Merton’s openness toward the non-Christian world is also rooted in what Pennington calls his image-theology, which he absorbed from St. Bernard of Clairvaux: that there exists in human nature itself an ineradicable potentiality for divine union, which is the very image of God. What begins as a particular experience of one’s own dignity and salvation opens the Christian heart toward the universal: If for me, then for all the world.
Merton showed me that I could be Catholic and trust other religions as paths toward the mystery of God. There was nothing in interreligious dialogue for me (or my parents) to fear, since it would be built upon a deeply rooted Catholic imagination. One of my most fruitful teaching classes involved students in open dialogue with a guest speaker, an Orthodox Jew. A majority of my Catholic students had never met a Jew, and certainly fewer had ever discussed the meaning of Jesus Christ with one. Why should such pregnant encounters be so rare? I have found that only when Catholic identity is built superficially upon memorized formulas, for example, will our young adults embrace non-Catholic philosophies and worldviews at a whim.
Remembering the Song
People yearn for religious voices that affirm the life of spirit and feed religious imagination. In this regard, Merton has been the pre-evangelizer par excellence. And yet, when talking to younger Catholics about Merton, one can no longer expect to be preaching to the choir. In six years of teaching I recall just one student who was already acquainted with Merton’s name before I introduced him to the class. While I might expect this of teenagers, the fact that ignorance of Merton is also true of most of my Catholic peers in their 30’s bespeaks a broader problem in Catholic formation.

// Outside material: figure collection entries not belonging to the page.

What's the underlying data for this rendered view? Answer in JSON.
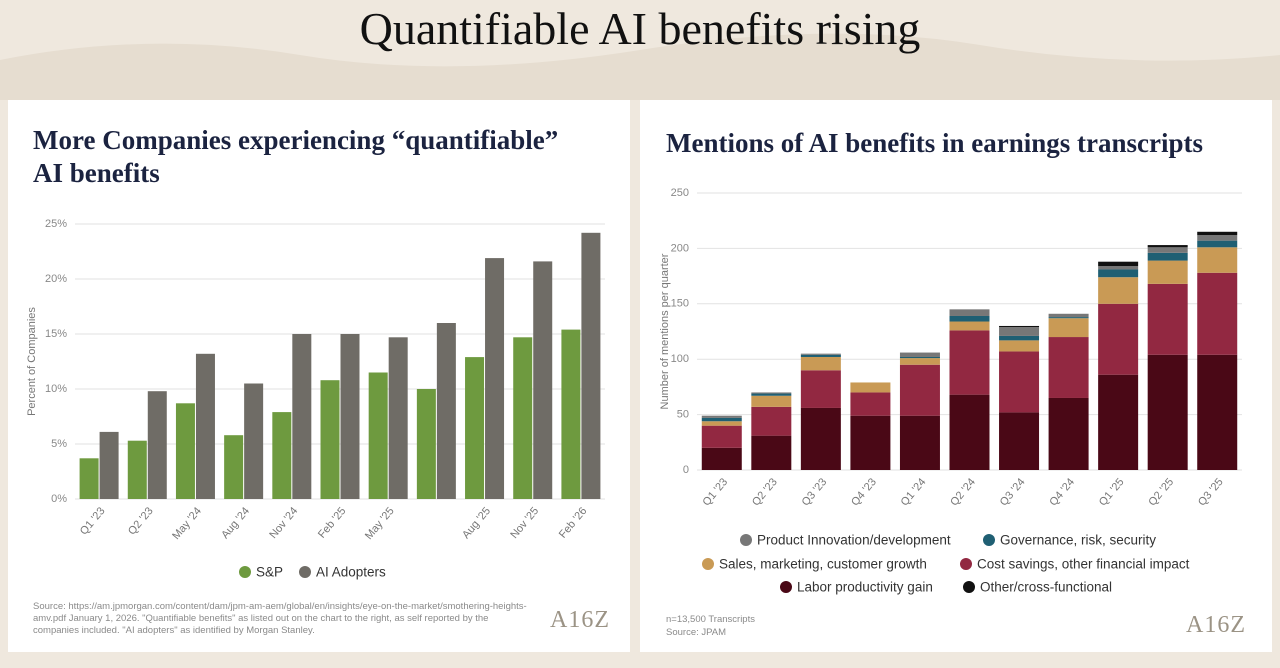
{
  "title": "Quantifiable AI benefits rising",
  "chart_data": [
    {
      "type": "grouped_bar",
      "title": "More Companies experiencing “quantifiable” AI benefits",
      "ylabel": "Percent of Companies",
      "categories": [
        "Q1 '23",
        "Q2 '23",
        "May '24",
        "Aug '24",
        "Nov '24",
        "Feb '25",
        "May '25",
        null,
        "Aug '25",
        "Nov '25",
        "Feb '26"
      ],
      "series": [
        {
          "name": "S&P",
          "color": "#6e9a3f",
          "values": [
            3.7,
            5.3,
            8.7,
            5.8,
            7.9,
            10.8,
            11.5,
            10.0,
            12.9,
            14.7,
            15.4
          ]
        },
        {
          "name": "AI Adopters",
          "color": "#6f6c66",
          "values": [
            6.1,
            9.8,
            13.2,
            10.5,
            15.0,
            15.0,
            14.7,
            16.0,
            21.9,
            21.6,
            24.2
          ]
        }
      ],
      "ylim": [
        0,
        25
      ],
      "yticks": [
        {
          "value": 0,
          "label": "0%"
        },
        {
          "value": 5,
          "label": "5%"
        },
        {
          "value": 10,
          "label": "10%"
        },
        {
          "value": 15,
          "label": "15%"
        },
        {
          "value": 20,
          "label": "20%"
        },
        {
          "value": 25,
          "label": "25%"
        }
      ],
      "grid": true,
      "legend": "bottom",
      "source": "Source: https://am.jpmorgan.com/content/dam/jpm-am-aem/global/en/insights/eye-on-the-market/smothering-heights-amv.pdf January 1, 2026. \"Quantifiable benefits\" as listed out on the chart to the right, as self reported by the companies included. \"AI adopters\" as identified by Morgan Stanley.",
      "logo": "A16Z"
    },
    {
      "type": "stacked_bar",
      "title": "Mentions of AI benefits in earnings transcripts",
      "ylabel": "Number of mentions per quarter",
      "categories": [
        "Q1 '23",
        "Q2 '23",
        "Q3 '23",
        "Q4 '23",
        "Q1 '24",
        "Q2 '24",
        "Q3 '24",
        "Q4 '24",
        "Q1 '25",
        "Q2 '25",
        "Q3 '25"
      ],
      "series": [
        {
          "name": "Labor productivity gain",
          "color": "#4a0816",
          "values": [
            20,
            31,
            56,
            49,
            49,
            68,
            52,
            65,
            86,
            104,
            104
          ]
        },
        {
          "name": "Cost savings, other financial impact",
          "color": "#922841",
          "values": [
            20,
            26,
            34,
            21,
            46,
            58,
            55,
            55,
            64,
            64,
            74
          ]
        },
        {
          "name": "Sales, marketing, customer growth",
          "color": "#c99a55",
          "values": [
            4,
            10,
            12,
            9,
            6,
            8,
            10,
            17,
            24,
            21,
            23
          ]
        },
        {
          "name": "Governance, risk, security",
          "color": "#1f5f73",
          "values": [
            3,
            2,
            2,
            0,
            1,
            5,
            4,
            1,
            7,
            7,
            6
          ]
        },
        {
          "name": "Product Innovation/development",
          "color": "#777777",
          "values": [
            2,
            1,
            1,
            0,
            4,
            6,
            8,
            3,
            3,
            5,
            5
          ]
        },
        {
          "name": "Other/cross-functional",
          "color": "#111111",
          "values": [
            0,
            0,
            0,
            0,
            0,
            0,
            1,
            0,
            4,
            2,
            3
          ]
        }
      ],
      "ylim": [
        0,
        250
      ],
      "yticks": [
        0,
        50,
        100,
        150,
        200,
        250
      ],
      "grid": true,
      "legend": "bottom",
      "note": "n=13,500 Transcripts",
      "source": "Source: JPAM",
      "logo": "A16Z"
    }
  ]
}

We appear to be raising still another generation of Catholics who are completely unaware of the artistic, intellectual and prophetic contributions of people outside Rome (save Mother Teresa). A great many of our young have been taught reflexively to ask one question with regard to the Christian life: What does the catechism say? As for Pope John Paul II, few students know him as a person with a history, a human narrative out of which he leads. In their imagination the pope hovers abstractly somewhere out there, up there, along with the church and the catechism.
Catholic studies programs may introduce college students to Merton, Flannery O’Connor, Hopkins and others who fed the imaginative fabric of older generations. But this may be too late. The strongest stirrings in my own Catholic imagination happened in childhood, when the hymns, the smells and bells, the sheer bigness of God’s mystery overwhelmed me. By the time young adults reach college, they may be struggling to survive a crisis of meaning, much less a crisis in Catholic identity.
But whether we are talking about children, teenagers or adults, it is difficult to preach to a choir that has entirely forgotten the song. Have we been so busy hurling statements at one another from left and right that we’re no longer able to hear the music of our faith? Marion Crowe (Am., 5/7/01) echoes the growing frustration with this ecclesial racket: “I need to feel good about being a Catholic. Not a conservative Catholic. Not a liberal Catholic. Just a Catholic, once again.”
Thomas Merton reminds us what we risk losing if we do not remember the song of our faith. He can help young people hear it for perhaps the first time. This has been Merton’s gift to me and to countless others who long to hear music again.